Este julho aconteceu:
- Frase do mês: «Um país saudável precisa de instituições fortes, não de um líder forte» (Gideon Rachman, Financial Times).
- Por falar nisso, na falta de instituições fortes, Xi Jinping apresentou o PCC como «uma nova forma de civilização humana». Húbris ou apenas política?
- Ainda sobre Estados e civilizações, vale a pena considerar a leitura de A Maldição de Golias, de Luke Kemp, mas depois de ler a desconstrução do livro, em várias partes, por José Carlos Fernandes no Observador.
- Continuando a falar de instituições: Estado condenado a pagar a Sócrates. E se puséssemos uma banana na bandeira da república?
- A política nacional parece estar transformada numa sucessão de escândalos. Era importante que os praticantes da arte percebessem o mal que este modus operandi causa às instituições todos os dias.
- E para acabar o tema das instituições: há casinos online a operar ilegalmente em Portugal. Curiosamente num mundo com tantas causas e preocupações, os casinos e casas de apostas vivem tranquilos.
- O trauma argentino com as Malvinas, revisitado no Mundial, talvez já justifique ida ao psicanalista. Mas percebe-se: trata-se provavelmente, como tem sido dito, do único tema que junta todos os argentinos.
- Os argentinos, aliás, apareceram no Mundial com uma dupla face: sarrafeiros-queixinhas. Perderam sem honra.
- A guerra da Ucrânia continua. Trump se não fosse um narciso, teria vergonha do que andou a dizer. E Putin teria vergonha do atoleiro em que meteu o país.
- Trump meteu uma cunha para despenalizar um jogador americano no Mundial e a FIFA aceitou. Extraordinário.
- E o mesmo Trump continua a reclamar a Gronelândia. O homem não tem remédio.
- Está em curso, sem que dela quase ninguém fale, uma profunda crise humanitária no Sudão. Não tem interesse?
- Ortega, o revolucionário da Nicarágua não quer mais eleições. Estará naturalmente preocupado com a possibilidade de o povo escolher um líder menos capaz do que ele. Assim são os ditadores: pessoas supremamente preocupadas com o bem-estar do povo.
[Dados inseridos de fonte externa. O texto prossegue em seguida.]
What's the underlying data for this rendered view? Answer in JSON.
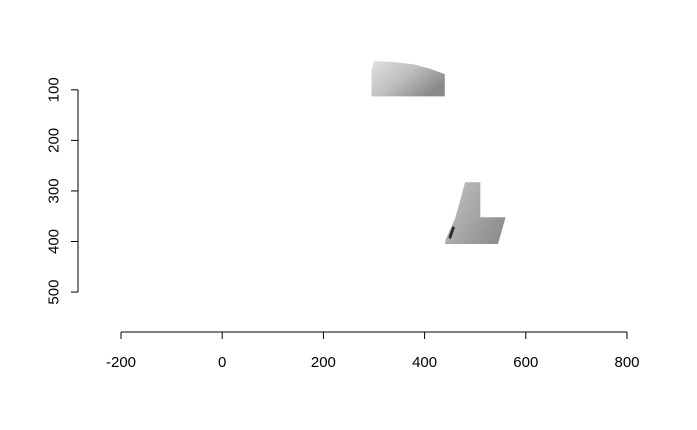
{
  "chart_data": {
    "type": "heatmap",
    "title": "",
    "xlabel": "",
    "ylabel": "",
    "xlim": [
      -200,
      800
    ],
    "ylim": [
      45,
      575
    ],
    "y_reversed": true,
    "grid": false,
    "x_ticks": [
      {
        "value": -200,
        "label": "-200"
      },
      {
        "value": 0,
        "label": "0"
      },
      {
        "value": 200,
        "label": "200"
      },
      {
        "value": 400,
        "label": "400"
      },
      {
        "value": 600,
        "label": "600"
      },
      {
        "value": 800,
        "label": "800"
      }
    ],
    "y_ticks": [
      {
        "value": 100,
        "label": "100"
      },
      {
        "value": 200,
        "label": "200"
      },
      {
        "value": 300,
        "label": "300"
      },
      {
        "value": 400,
        "label": "400"
      },
      {
        "value": 500,
        "label": "500"
      }
    ],
    "colors": {
      "light_gray": "#dcdcdc",
      "mid_gray": "#b4b4b4",
      "dark_gray": "#8a8a8a",
      "near_black": "#2a2a2a"
    },
    "regions": [
      {
        "name": "upper-patch",
        "polygon": [
          [
            295,
            60
          ],
          [
            300,
            43
          ],
          [
            340,
            45
          ],
          [
            380,
            50
          ],
          [
            410,
            58
          ],
          [
            440,
            69
          ],
          [
            440,
            113
          ],
          [
            295,
            113
          ]
        ],
        "gradient": [
          "#e0e0e0",
          "#c0c0c0",
          "#8a8a8a"
        ]
      },
      {
        "name": "lower-patch",
        "polygon": [
          [
            480,
            283
          ],
          [
            510,
            283
          ],
          [
            510,
            352
          ],
          [
            560,
            352
          ],
          [
            545,
            405
          ],
          [
            440,
            405
          ],
          [
            442,
            395
          ],
          [
            460,
            355
          ],
          [
            470,
            320
          ]
        ],
        "gradient": [
          "#c4c4c4",
          "#aaaaaa",
          "#909090"
        ]
      },
      {
        "name": "dark-speck",
        "polygon": [
          [
            455,
            370
          ],
          [
            460,
            372
          ],
          [
            452,
            395
          ],
          [
            447,
            392
          ]
        ],
        "gradient": [
          "#2a2a2a",
          "#2a2a2a",
          "#2a2a2a"
        ]
      }
    ]
  }
}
- Tendo passado por Creta, fui ler um dos breves textos de O Aleph, de Jorge Luis Borges: A casa de Astérion. Em duas páginas, temos uma bela interpretação do mito do Minotauro. Duas páginas chegam para medir o génio. Neste mês de inspiração helénica li Odisseia na excelente tradução de Frederico Lourenço (comecei em Creta) e vi o filme. As críticas são más mas o filme, para mim, está bom.
- Where the willow and the dogwood grow, com música de Tom Waits e Kathleen Brennan, explica porque Tom Waits é um clássico. Que já é.
E agora, bom agosto, o que para muitos é o mesmo que boas férias.